Nous voilà donc partis pour un village à une trentaine de minutes de Krasnoïarsk, dans la datcha des parents de Yura. Une fois de plus, j’ai pu constater que l’hospitalité russe n’est pas qu’une légende. Les parents de Yura m’ont fait goûter au samogon, de la vodka faite maison, que j’ai bue d’une traite, accompagnée d’un concombre.

C’était la première fois que j’allais dans un bania dans une datcha. J’avais connu le bania improvisé au bord du lac de Tiberkul, celui du village vacances au bord du lac Baïkal, mais un bania dans une datcha, jamais. On y retrouve les pierres brûlantes, la table sur laquelle on s’assoit ou s’allonge pour se faire masser, et cette atmosphère conviviale des maisons en bois. La chaleur se diffuse bien dans cette petite pièce qui, à vue de d’œil, elle doit faire 8 m².

Yura est au fourneau, mais il ne prépare pas un gratin dauphinois ou un gâteau au yaourt. Non, il verse de l’eau sur les pierres brûlantes. Une action qui ne manque pas de provoquer un certain émoi. Et pour cause. Quand la vapeur se diffuse, une vague de chaleur envahit la pièce. Le thermomètre indique 100° C. Quand la température monte, les oreilles, particulièrement sensibles à la chaleur, sont les premières à donner l’alerte. J’ai une envie irrépressible de les rabattre. L’autre solution consiste à mettre un bonnet pour se protéger.

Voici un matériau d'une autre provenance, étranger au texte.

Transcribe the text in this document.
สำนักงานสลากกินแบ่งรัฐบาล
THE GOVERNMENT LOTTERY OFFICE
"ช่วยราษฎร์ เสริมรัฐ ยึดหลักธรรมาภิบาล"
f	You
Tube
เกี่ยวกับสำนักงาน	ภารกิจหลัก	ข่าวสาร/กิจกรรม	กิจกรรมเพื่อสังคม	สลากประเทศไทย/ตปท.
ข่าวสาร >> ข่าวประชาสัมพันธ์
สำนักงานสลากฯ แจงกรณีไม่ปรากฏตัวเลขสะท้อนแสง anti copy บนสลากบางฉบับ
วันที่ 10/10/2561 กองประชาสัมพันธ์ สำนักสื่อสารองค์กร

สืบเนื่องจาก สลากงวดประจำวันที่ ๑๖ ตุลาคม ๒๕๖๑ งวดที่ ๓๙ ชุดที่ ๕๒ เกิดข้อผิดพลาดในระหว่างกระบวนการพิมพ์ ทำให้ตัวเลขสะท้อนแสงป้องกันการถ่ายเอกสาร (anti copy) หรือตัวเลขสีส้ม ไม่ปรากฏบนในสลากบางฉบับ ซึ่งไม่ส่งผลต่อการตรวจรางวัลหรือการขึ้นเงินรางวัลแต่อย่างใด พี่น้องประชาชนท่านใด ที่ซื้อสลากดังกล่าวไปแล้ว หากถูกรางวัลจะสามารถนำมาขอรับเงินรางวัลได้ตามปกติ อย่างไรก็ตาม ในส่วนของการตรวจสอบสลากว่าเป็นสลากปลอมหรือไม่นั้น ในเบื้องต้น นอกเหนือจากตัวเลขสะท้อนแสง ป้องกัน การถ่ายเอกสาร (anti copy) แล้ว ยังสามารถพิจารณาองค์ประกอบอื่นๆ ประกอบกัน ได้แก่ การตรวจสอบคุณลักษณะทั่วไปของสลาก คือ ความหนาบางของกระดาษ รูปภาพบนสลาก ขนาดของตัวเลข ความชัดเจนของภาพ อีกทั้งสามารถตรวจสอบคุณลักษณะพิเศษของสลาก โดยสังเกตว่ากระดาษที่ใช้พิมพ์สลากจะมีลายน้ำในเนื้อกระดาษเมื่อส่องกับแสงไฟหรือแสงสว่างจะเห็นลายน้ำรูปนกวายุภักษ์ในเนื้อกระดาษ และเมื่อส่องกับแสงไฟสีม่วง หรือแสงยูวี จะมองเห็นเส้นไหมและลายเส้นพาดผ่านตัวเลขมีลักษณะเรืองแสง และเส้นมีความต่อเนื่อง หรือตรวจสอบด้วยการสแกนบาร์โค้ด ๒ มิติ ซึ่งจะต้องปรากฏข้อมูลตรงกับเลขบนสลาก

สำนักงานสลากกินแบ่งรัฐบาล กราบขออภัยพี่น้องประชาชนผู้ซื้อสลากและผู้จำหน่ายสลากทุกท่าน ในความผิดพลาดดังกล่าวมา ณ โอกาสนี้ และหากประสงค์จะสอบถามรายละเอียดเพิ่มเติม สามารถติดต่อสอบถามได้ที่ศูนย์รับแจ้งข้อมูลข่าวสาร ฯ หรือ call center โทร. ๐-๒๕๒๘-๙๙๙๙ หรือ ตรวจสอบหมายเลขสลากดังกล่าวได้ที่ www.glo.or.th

Le bania, c’est aussi le massage. Allongé sur la table, on se laisse « frapper » énergiquement avec des branches de bouleau ou de chêne. Après quelques passages, l’heure est venue de s’allonger dans la neige, directement après le bania. Bizarrement, dans un premier temps, la neige me paraît confortable – une cinquantaine de centimètres de neige constitue un lit bien douillet- mais après une seconde ou deux, le froid se fait ressentir plus intensément.